Model registration and de-registration are themselves structural events. A model entering the registered set must declare its tier, competence envelope, output schema, and initial trust slope under a registration record committed to lineage; a model leaving the registered set must do so through a fade phase rather than through immediate removal, so that its final cycles of contribution are preserved in lineage and its absence does not produce a discontinuous jump in the arbiter's combined output. The disclosure contemplates a registration governor that admits new registrations only when their declarations are consistent with the shared semantic state schema and that rejects de-registrations of models currently dominant in active workload classes until alternative coverage is demonstrated. This binds the population of models to the same audited discipline that governs the population's outputs.

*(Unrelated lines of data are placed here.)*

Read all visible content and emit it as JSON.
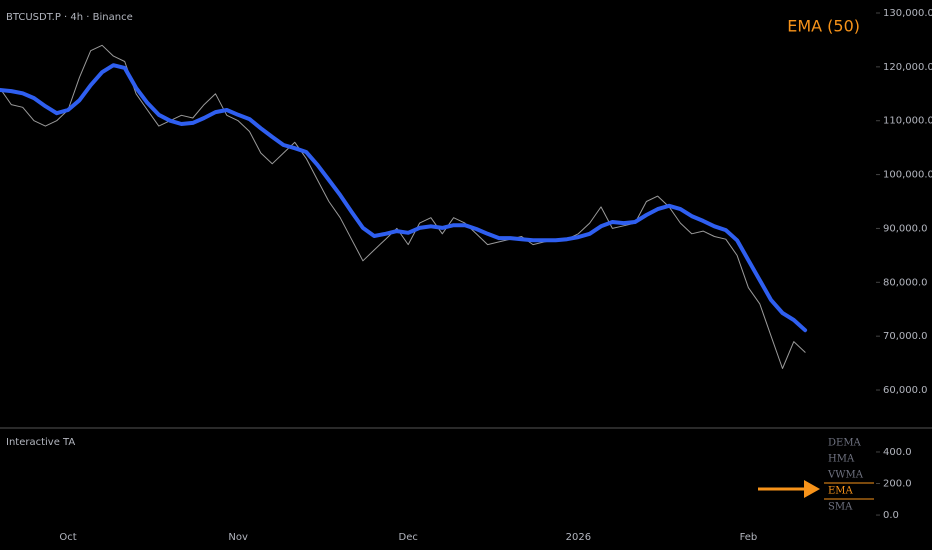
{
  "chart_data": {
    "type": "line",
    "title": "BTCUSDT.P · 4h · Binance",
    "categories": [
      null,
      null,
      null,
      null,
      null,
      null,
      "Oct",
      null,
      null,
      null,
      null,
      null,
      null,
      null,
      null,
      null,
      null,
      null,
      null,
      null,
      null,
      "Nov",
      null,
      null,
      null,
      null,
      null,
      null,
      null,
      null,
      null,
      null,
      null,
      null,
      null,
      null,
      "Dec",
      null,
      null,
      null,
      null,
      null,
      null,
      null,
      null,
      null,
      null,
      null,
      null,
      null,
      null,
      "2026",
      null,
      null,
      null,
      null,
      null,
      null,
      null,
      null,
      null,
      null,
      null,
      null,
      null,
      null,
      "Feb",
      null,
      null,
      null,
      null,
      null
    ],
    "series": [
      {
        "color": "#9a9a9a",
        "values": [
          116000,
          113000,
          112500,
          110000,
          109000,
          110000,
          112000,
          118000,
          123000,
          124000,
          122000,
          121000,
          115000,
          112000,
          109000,
          110000,
          111000,
          110500,
          113000,
          115000,
          111000,
          110000,
          108000,
          104000,
          102000,
          104000,
          106000,
          103000,
          99000,
          95000,
          92000,
          88000,
          84000,
          86000,
          88000,
          90000,
          87000,
          91000,
          92000,
          89000,
          92000,
          91000,
          89000,
          87000,
          87500,
          88000,
          88500,
          87000,
          87500,
          87800,
          88000,
          89000,
          91000,
          94000,
          90000,
          90500,
          91000,
          95000,
          96000,
          94000,
          91000,
          89000,
          89500,
          88500,
          88000,
          85000,
          79000,
          76000,
          70000,
          64000,
          69000,
          67000
        ]
      },
      {
        "name": "EMA (50)",
        "color": "#2f5ff0",
        "values": [
          115700,
          115500,
          115100,
          114200,
          112700,
          111400,
          112000,
          113800,
          116600,
          119000,
          120300,
          119800,
          116100,
          113300,
          111100,
          110000,
          109400,
          109600,
          110500,
          111600,
          112000,
          111100,
          110300,
          108600,
          107000,
          105500,
          104900,
          104200,
          101800,
          99000,
          96200,
          93100,
          90100,
          88600,
          89000,
          89500,
          89200,
          90100,
          90400,
          90100,
          90600,
          90600,
          89900,
          89000,
          88200,
          88200,
          88000,
          87800,
          87800,
          87800,
          88000,
          88400,
          89000,
          90400,
          91200,
          91000,
          91200,
          92500,
          93600,
          94200,
          93600,
          92300,
          91400,
          90400,
          89700,
          87800,
          84100,
          80400,
          76700,
          74300,
          73000,
          71100
        ]
      }
    ],
    "ylim": [
      52950,
      132414
    ],
    "yticks": [
      {
        "value": 130000,
        "label": "130,000.0"
      },
      {
        "value": 120000,
        "label": "120,000.0"
      },
      {
        "value": 110000,
        "label": "110,000.0"
      },
      {
        "value": 100000,
        "label": "100,000.0"
      },
      {
        "value": 90000,
        "label": "90,000.0"
      },
      {
        "value": 80000,
        "label": "80,000.0"
      },
      {
        "value": 70000,
        "label": "70,000.0"
      },
      {
        "value": 60000,
        "label": "60,000.0"
      }
    ]
  },
  "indicator_panel": {
    "title": "Interactive TA",
    "ylim": [
      -63,
      552
    ],
    "yticks": [
      {
        "value": 400,
        "label": "400.0"
      },
      {
        "value": 200,
        "label": "200.0"
      },
      {
        "value": 0,
        "label": "0.0"
      }
    ],
    "options": [
      "DEMA",
      "HMA",
      "VWMA",
      "EMA",
      "SMA"
    ],
    "selected": 3
  }
}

The disagreement field schema is held stable across implementations and is consumed unchanged by downstream subsystems. A change to the schema is itself a structural mutation subject to audit. The shared semantic state schema is similarly held stable and is the canonical interface between the inference-control subsystem and the agent's broader cognitive architecture, which is what permits arbitration to be re-implemented without disturbing the governance and lineage subsystems that consume its output.
Disclosure Scope
The disclosure covers the registration of models with tier weights and competence envelopes, the parallel invocation against a shared semantic state, the declared aggregation functions, the disagreement field and its bounds, the fallback paths, the trust slope and its update rule, the failure handling discipline, the alternative embodiments enumerated above, and any system that reproduces the structural relationship between shared state, tier-weighted contribution, and logged disagreement. Implementations that reproduce this structural relationship fall within scope regardless of the specific model families employed or the specific aggregation function selected. The disclosure further covers any system that materializes per-model contribution and ensemble disagreement as first-class fields consumed by adjacent governance subsystems, regardless of whether arbitration is implemented as a discrete component or as a function distributed across the cognitive architecture.